Decision: They built a hybrid layered architecture, putting a reactive collision-avoidance and speed-limit layer in a 50-millisecond loop beneath a deliberative route planner that ran a few times a second.

How: The planner produced a route as a goal stream; the reactive layer followed it but could override any command instantly to stop or swerve for a human, then resumed toward the same goal once the path cleared.

Result: Collisions with workers fell to zero in testing while throughput stayed within a few percent of the all-deliberative optimum, because reflexes handled the rare urgent case and the planner handled the common efficient one.

Lesson: When safety needs reflexes and efficiency needs foresight, do not choose, layer. The hybrid wins precisely because the two failure modes (too slow, too myopic) have non-overlapping cures.

6. Architecture as a Coordination Decision Intermediate

We can now close the loop back to the chapter's purpose. The architecture inside an agent is not a private implementation detail; it determines what the agent can do with other agents. A reactive agent has no model of its peers, so it cannot negotiate, cannot make or honor an explicit agreement, and cannot reason about what another agent intends. It can still coordinate, but only implicitly, by sensing and responding to the shared state others have changed, which is the indirect coordination that produces flocking and ant-trail optimization in Chapter 31. A deliberative agent, because its world model can include models of other agents, can coordinate explicitly: it can communicate intentions (Section 29.4), reach agreements through negotiation (Section 29.6), and form coalitions (Section 29.7).
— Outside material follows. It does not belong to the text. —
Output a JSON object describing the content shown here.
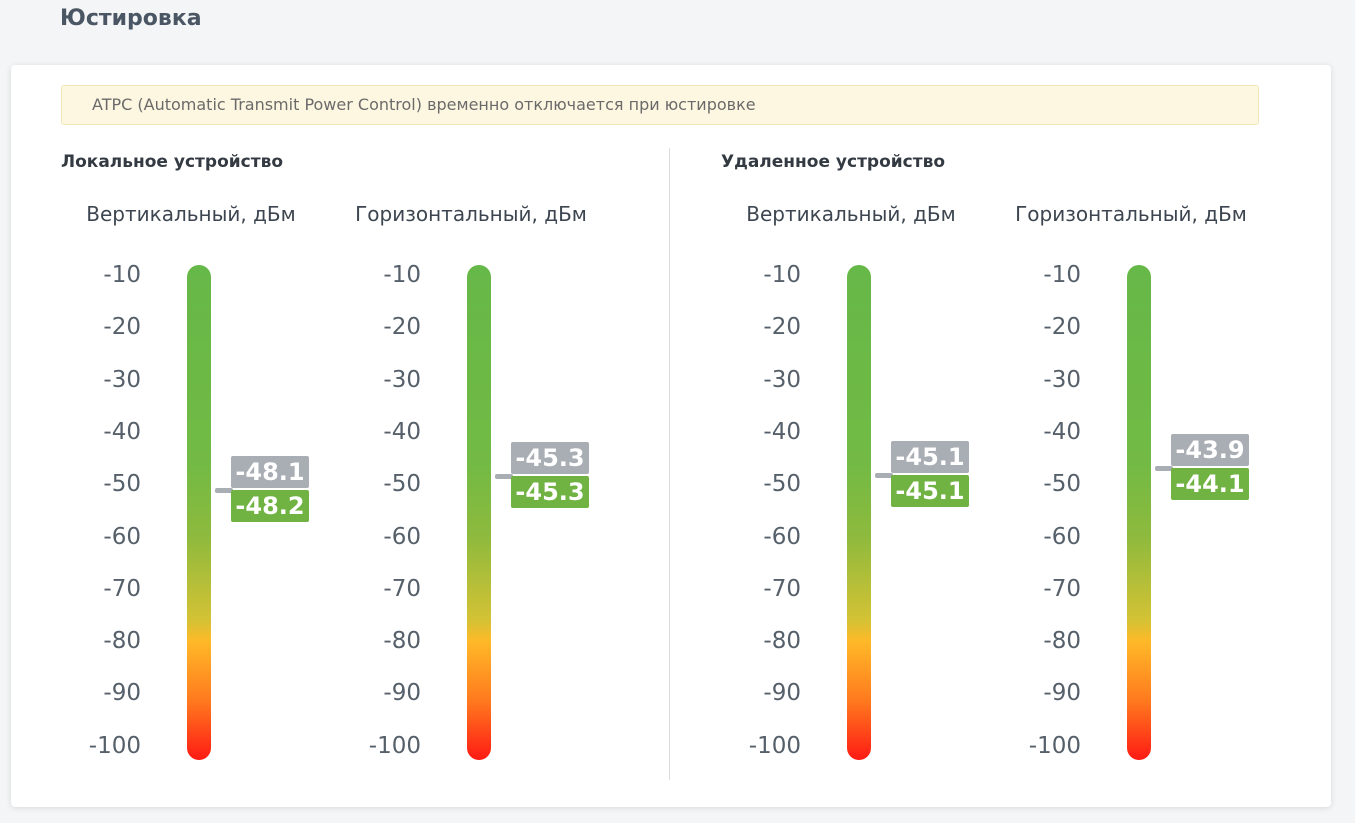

The game-theoretic reasoning we set up in Chapter 28 presupposes exactly this deliberative capacity, because reasoning about equilibria requires modeling what rational others will do.

So the first design question for any multi-agent system is not "how will the agents coordinate?" but "what is inside each agent?", because the answer fixes the coordination mechanisms available. A swarm of cheap reactive agents and a society of deliberative negotiators are different systems with different physics, and the difference is decided by the architecture this section has mapped. The next section, Section 29.3, turns from the inside of one agent to the environments many agents share, the medium through which all of this coordination, implicit or explicit, actually happens.

Exercise 29.2.1: Place the Agent on the Spectrum Conceptual

For each system, classify its architecture as reactive, deliberative, or hybrid, and justify the call by naming the world model (if any) and the lookahead (if any): (a) a TCP congestion-control algorithm that adjusts its sending rate from observed packet loss; (b) a logistics planner that schedules a week of deliveries by searching over routes; (c) a self-driving car's full stack; (d) a single thermostat. For each, state one coordination behavior the architecture cannot support and explain why, connecting your answer to Section 6.

Exercise 29.2.2: Make the Reactive Agent Smarter, or Not Coding

Starting from Code 29.2.1, give the reactive agent a one-cell lookahead: before stepping, it may peek at the free neighbors of each candidate and break ties by their distance to the goal, but it still keeps no global map. Measure whether this closes the gap to the deliberative agent's 12-cell path on the given grid, then design a new wall layout where even this improved reactive rule is badly suboptimal. Explain what property of the environment defeats any fixed-depth reactive rule, and why only a full world model removes the gap entirely.

Exercise 29.2.3: The Planning-Latency Budget Analysis

Suppose a deliberative agent's $A^{*}$ search expands a number of nodes that grows roughly as $b^{D}$ for branching factor $b$ and solution depth $D$, and each expansion costs $t$ seconds, while a reactive step costs a fixed $c$ seconds with $c \ll t$. The environment changes meaningfully every $\Delta$ seconds. Derive the condition on $\Delta$, $b$, $D$, $t$, and $c$ under which the deliberative agent's plan is already stale by the time it finishes planning. Argue from your condition why a hybrid architecture, deliberating only over a coarse abstraction while reacting at full rate, can stay useful in environments where pure deliberation cannot, and relate this to the warehouse robot's choice of loop rates in the practical example.